O fundamental faz 21 anos. É uma idade bonita, pois significa que atingiu a maioridade plena. Em Dezembro de 2013 o Nuno Cláudio convidou-me para articulista, na sequência de uma entrevista que concedi ao jornal. Aceitei o desafio de bom grado. Na minha opinião, o Fundamental, enquanto jornal, representa o que de melhor a imprensa escrita do concelho de Alenquer possui. A rebeldia associada à vontade intrínseca de informar o cidadão do concelho sobre o que efectivamente se passa faz do Fundamental um jornal de referência a nivel regional.
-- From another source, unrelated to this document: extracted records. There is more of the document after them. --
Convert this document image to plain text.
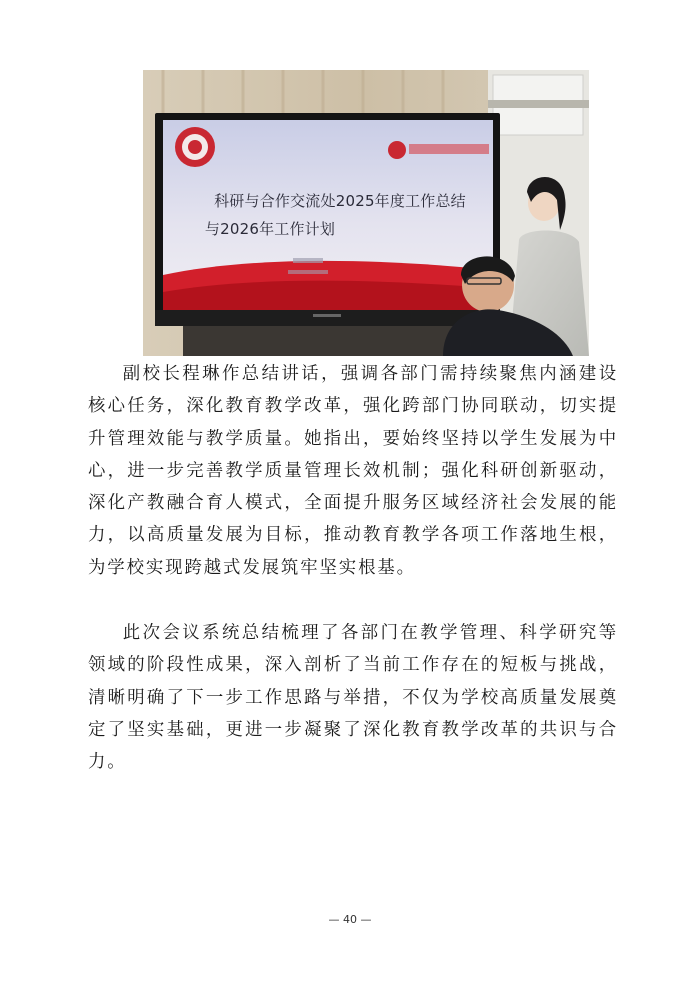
科研与合作交流处2025年度工作总结
与2026年工作计划

副校长程琳作总结讲话，强调各部门需持续聚焦内涵建设核心任务，深化教育教学改革，强化跨部门协同联动，切实提升管理效能与教学质量。她指出，要始终坚持以学生发展为中心，进一步完善教学质量管理长效机制；强化科研创新驱动，深化产教融合育人模式，全面提升服务区域经济社会发展的能力，以高质量发展为目标，推动教育教学各项工作落地生根，为学校实现跨越式发展筑牢坚实根基。

此次会议系统总结梳理了各部门在教学管理、科学研究等领域的阶段性成果，深入剖析了当前工作存在的短板与挑战，清晰明确了下一步工作思路与举措，不仅为学校高质量发展奠定了坚实基础，更进一步凝聚了深化教育教学改革的共识与合力。

— 40 —
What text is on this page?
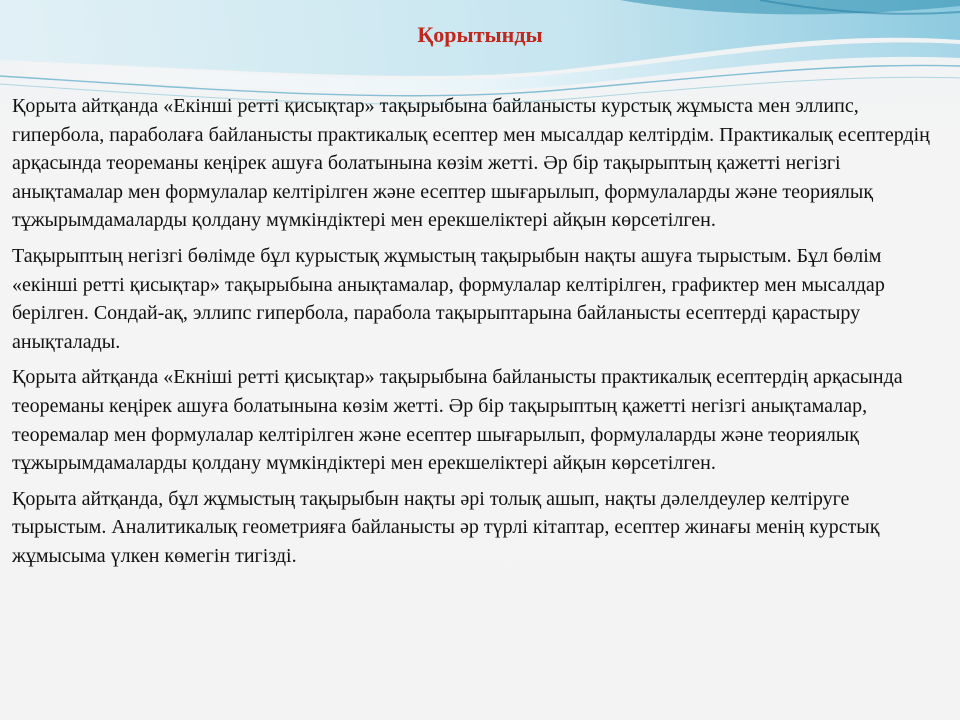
Қорытынды

Қорыта айтқанда «Екінші ретті қисықтар» тақырыбына байланысты курстық жұмыста мен эллипс, гипербола, параболаға байланысты практикалық есептер мен мысалдар келтірдім. Практикалық есептердің арқасында теореманы кеңірек ашуға болатынына көзім жетті. Әр бір тақырыптың қажетті негізгі анықтамалар мен формулалар келтірілген және есептер шығарылып, формулаларды және теориялық тұжырымдамаларды қолдану мүмкіндіктері мен ерекшеліктері айқын көрсетілген.

Тақырыптың негізгі бөлімде бұл курыстық жұмыстың тақырыбын нақты ашуға тырыстым. Бұл бөлім «екінші ретті қисықтар» тақырыбына анықтамалар, формулалар келтірілген, графиктер мен мысалдар берілген. Сондай-ақ, эллипс гипербола, парабола тақырыптарына байланысты есептерді қарастыру анықталады.

Қорыта айтқанда «Екніші ретті қисықтар» тақырыбына байланысты практикалық есептердің арқасында теореманы кеңірек ашуға болатынына көзім жетті. Әр бір тақырыптың қажетті негізгі анықтамалар, теоремалар мен формулалар келтірілген және есептер шығарылып, формулаларды және теориялық тұжырымдамаларды қолдану мүмкіндіктері мен ерекшеліктері айқын көрсетілген.

Қорыта айтқанда, бұл жұмыстың тақырыбын нақты әрі толық ашып, нақты дәлелдеулер келтіруге тырыстым. Аналитикалық геометрияға байланысты әр түрлі кітаптар, есептер жинағы менің курстық жұмысыма үлкен көмегін тигізді.
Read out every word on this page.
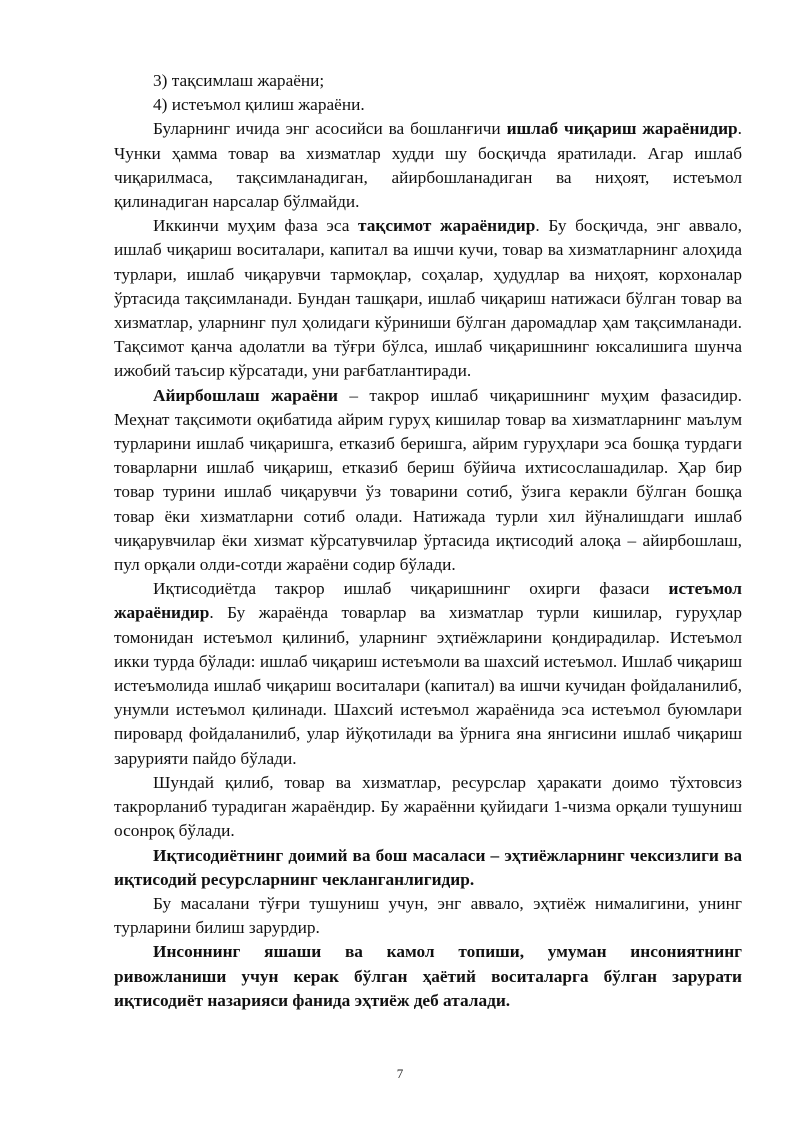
3) тақсимлаш жараёни;

4) истеъмол қилиш жараёни.

Буларнинг ичида энг асосийси ва бошланғичи ишлаб чиқариш жараёнидир. Чунки ҳамма товар ва хизматлар худди шу босқичда яратилади. Агар ишлаб чиқарилмаса, тақсимланадиган, айирбошланадиган ва ниҳоят, истеъмол қилинадиган нарсалар бўлмайди.

Иккинчи муҳим фаза эса тақсимот жараёнидир. Бу босқичда, энг аввало, ишлаб чиқариш воситалари, капитал ва ишчи кучи, товар ва хизматларнинг алоҳида турлари, ишлаб чиқарувчи тармоқлар, соҳалар, ҳудудлар ва ниҳоят, корхоналар ўртасида тақсимланади. Бундан ташқари, ишлаб чиқариш натижаси бўлган товар ва хизматлар, уларнинг пул ҳолидаги кўриниши бўлган даромадлар ҳам тақсимланади. Тақсимот қанча адолатли ва тўғри бўлса, ишлаб чиқаришнинг юксалишига шунча ижобий таъсир кўрсатади, уни рағбатлантиради.

Айирбошлаш жараёни – такрор ишлаб чиқаришнинг муҳим фазасидир. Меҳнат тақсимоти оқибатида айрим гуруҳ кишилар товар ва хизматларнинг маълум турларини ишлаб чиқаришга, етказиб беришга, айрим гуруҳлари эса бошқа турдаги товарларни ишлаб чиқариш, етказиб бериш бўйича ихтисослашадилар. Ҳар бир товар турини ишлаб чиқарувчи ўз товарини сотиб, ўзига керакли бўлган бошқа товар ёки хизматларни сотиб олади. Натижада турли хил йўналишдаги ишлаб чиқарувчилар ёки хизмат кўрсатувчилар ўртасида иқтисодий алоқа – айирбошлаш, пул орқали олди-сотди жараёни содир бўлади.

Иқтисодиётда такрор ишлаб чиқаришнинг охирги фазаси истеъмол жараёнидир. Бу жараёнда товарлар ва хизматлар турли кишилар, гуруҳлар томонидан истеъмол қилиниб, уларнинг эҳтиёжларини қондирадилар. Истеъмол икки турда бўлади: ишлаб чиқариш истеъмоли ва шахсий истеъмол. Ишлаб чиқариш истеъмолида ишлаб чиқариш воситалари (капитал) ва ишчи кучидан фойдаланилиб, унумли истеъмол қилинади. Шахсий истеъмол жараёнида эса истеъмол буюмлари пировард фойдаланилиб, улар йўқотилади ва ўрнига яна янгисини ишлаб чиқариш зарурияти пайдо бўлади.

Шундай қилиб, товар ва хизматлар, ресурслар ҳаракати доимо тўхтовсиз такрорланиб турадиган жараёндир. Бу жараённи қуйидаги 1-чизма орқали тушуниш осонроқ бўлади.

Иқтисодиётнинг доимий ва бош масаласи – эҳтиёжларнинг чексизлиги ва иқтисодий ресурсларнинг чекланганлигидир.

Бу масалани тўғри тушуниш учун, энг аввало, эҳтиёж нималигини, унинг турларини билиш зарурдир.

Инсоннинг яшаши ва камол топиши, умуман инсониятнинг ривожланиши учун керак бўлган ҳаётий воситаларга бўлган зарурати иқтисодиёт назарияси фанида эҳтиёж деб аталади.

7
Obviamente que uma linha editorial com estas características não passa despercebida; obviamente que existem detractores. Evidentemente que a linha editorial do jornal não é do agrado de todos, e mal seria se assim fosse. Mas o que é certo é que quase toda a gente, gostando ou não do jornal sediado no Carregado, o lê de fio a pavío sempre que chega às bancas. O Fundamental é, na minha opinião, assim uma espécie de “Bild”. O “Bild” é o jornal mais lido na Alemanha. No entanto tem imensa gente que o critica e que jura a pés juntos que não o lê. No entanto, o “Bild” é de longe o jornal mais lido em solo germânico, o que evidentemente levanta a questão: então se ninguém o lê, como é que vende tanto?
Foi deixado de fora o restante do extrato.